"Kate Middleton 'hounded'", "Heat sorry for Jordan son sticker", "Young deaths coverage questioned"
Headlines like these are more and more prevalent in the media today. So it's no wonder that the Press Complaints Commission has just released figures showing there has been an increase in complaints of 70% since 1996 and 31% since 2006 alone. Commenting on the increase the PCC chairman Sir Christopher Meyer said in its annual report:
"It is our continuing duty at the PCC to uphold high standards, not least through providing effective remedies to the victims of bad journalism. But it will, against the background of proliferating news sources, be increasingly our role to help the consumer choose between what can be trusted and what cannot."
And here lies the issue. The rise of CGM has seen an explosion in media outlets. As Orville Schell, Dean of the Graduate School of Journalism at Berkeley, UC states:
"The Roman Empire that was mass media is breaking up, and we are entering an almost feudal period where there will be many more centers of power and influence.”
All of these media outlets, new and old, traditional media and social, are now competing to chase the same fragmenting audiences. There is an ever greater pressure to release stories first, and there is more media 'real estate' that needs filling. This isn't just bloggers, but also the traditional media journalists embracing the brave new world. More and more they are being asked to blog and even broadcast. And this is where it comes full circle as it's the bloggers who are exerting the influence.
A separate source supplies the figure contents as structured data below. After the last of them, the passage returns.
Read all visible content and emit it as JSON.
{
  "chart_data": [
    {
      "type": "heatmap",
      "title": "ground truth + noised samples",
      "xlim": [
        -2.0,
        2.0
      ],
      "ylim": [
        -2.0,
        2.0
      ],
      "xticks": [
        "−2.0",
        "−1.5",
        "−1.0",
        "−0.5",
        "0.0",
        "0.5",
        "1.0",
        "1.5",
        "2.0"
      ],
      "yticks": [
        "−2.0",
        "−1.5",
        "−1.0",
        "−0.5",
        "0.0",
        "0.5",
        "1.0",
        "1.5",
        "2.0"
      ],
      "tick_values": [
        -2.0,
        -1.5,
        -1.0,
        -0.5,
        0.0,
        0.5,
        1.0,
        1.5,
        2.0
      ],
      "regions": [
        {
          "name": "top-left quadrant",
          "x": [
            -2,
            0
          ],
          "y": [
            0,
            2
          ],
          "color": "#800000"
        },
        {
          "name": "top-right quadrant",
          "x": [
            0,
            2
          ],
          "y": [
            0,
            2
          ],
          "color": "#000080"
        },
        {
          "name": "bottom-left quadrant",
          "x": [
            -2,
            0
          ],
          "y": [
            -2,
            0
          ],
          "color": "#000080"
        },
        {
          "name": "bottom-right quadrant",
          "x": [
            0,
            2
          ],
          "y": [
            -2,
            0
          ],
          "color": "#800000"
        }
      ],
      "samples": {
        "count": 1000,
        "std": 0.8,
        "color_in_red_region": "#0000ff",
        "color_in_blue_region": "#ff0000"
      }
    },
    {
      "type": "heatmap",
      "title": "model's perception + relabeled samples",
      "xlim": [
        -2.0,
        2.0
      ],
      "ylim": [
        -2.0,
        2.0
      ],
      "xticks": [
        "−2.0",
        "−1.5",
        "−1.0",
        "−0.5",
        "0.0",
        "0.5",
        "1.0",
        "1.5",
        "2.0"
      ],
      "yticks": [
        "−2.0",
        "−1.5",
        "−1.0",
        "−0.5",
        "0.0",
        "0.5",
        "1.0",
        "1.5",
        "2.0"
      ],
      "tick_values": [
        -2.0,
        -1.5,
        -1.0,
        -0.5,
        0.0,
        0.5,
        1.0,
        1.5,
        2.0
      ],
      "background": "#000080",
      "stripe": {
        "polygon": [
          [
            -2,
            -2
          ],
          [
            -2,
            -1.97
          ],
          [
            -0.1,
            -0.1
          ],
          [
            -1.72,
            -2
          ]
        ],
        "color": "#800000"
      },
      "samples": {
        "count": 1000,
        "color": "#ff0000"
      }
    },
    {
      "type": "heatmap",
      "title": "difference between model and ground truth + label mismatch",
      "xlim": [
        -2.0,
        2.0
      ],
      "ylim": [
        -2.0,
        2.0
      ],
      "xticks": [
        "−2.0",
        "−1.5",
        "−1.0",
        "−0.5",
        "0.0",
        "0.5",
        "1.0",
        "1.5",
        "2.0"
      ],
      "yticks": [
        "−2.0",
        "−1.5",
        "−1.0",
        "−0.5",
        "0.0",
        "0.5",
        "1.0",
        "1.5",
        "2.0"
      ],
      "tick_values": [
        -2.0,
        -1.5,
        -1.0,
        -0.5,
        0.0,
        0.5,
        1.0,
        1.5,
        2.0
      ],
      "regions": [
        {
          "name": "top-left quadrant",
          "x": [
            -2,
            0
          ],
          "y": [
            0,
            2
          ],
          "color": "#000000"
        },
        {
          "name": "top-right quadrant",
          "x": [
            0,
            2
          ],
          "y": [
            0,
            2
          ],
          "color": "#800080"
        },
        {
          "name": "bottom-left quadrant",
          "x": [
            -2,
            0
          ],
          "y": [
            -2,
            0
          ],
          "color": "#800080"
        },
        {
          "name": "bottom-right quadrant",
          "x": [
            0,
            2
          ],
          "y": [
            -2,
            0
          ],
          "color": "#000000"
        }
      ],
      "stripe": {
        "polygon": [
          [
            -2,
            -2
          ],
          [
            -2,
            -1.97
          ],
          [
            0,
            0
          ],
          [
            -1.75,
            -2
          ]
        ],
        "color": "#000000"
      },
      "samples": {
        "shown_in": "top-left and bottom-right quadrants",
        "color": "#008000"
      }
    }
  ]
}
Simon Waldman, director of digital publishing, Guardian Unlimited explains:
“Bloggers, through their links, are dictating what is important on the net because they are basically linking to things that make Google think it’s very important.”
In the rush to break a story or fill some copy, over and above the desire 'to haste and paste' it can be very tempting to sensationalise without the same level of fact checking that previously occurred. This is something that the PCC acknowledges, stating that the majority of complaints in 2007 related to on-line articles. And tellingly, over 75% of the total complaints concerned accuracy.
The need for the consumer to be helped identify which media to trust and which not to trust has never been greater.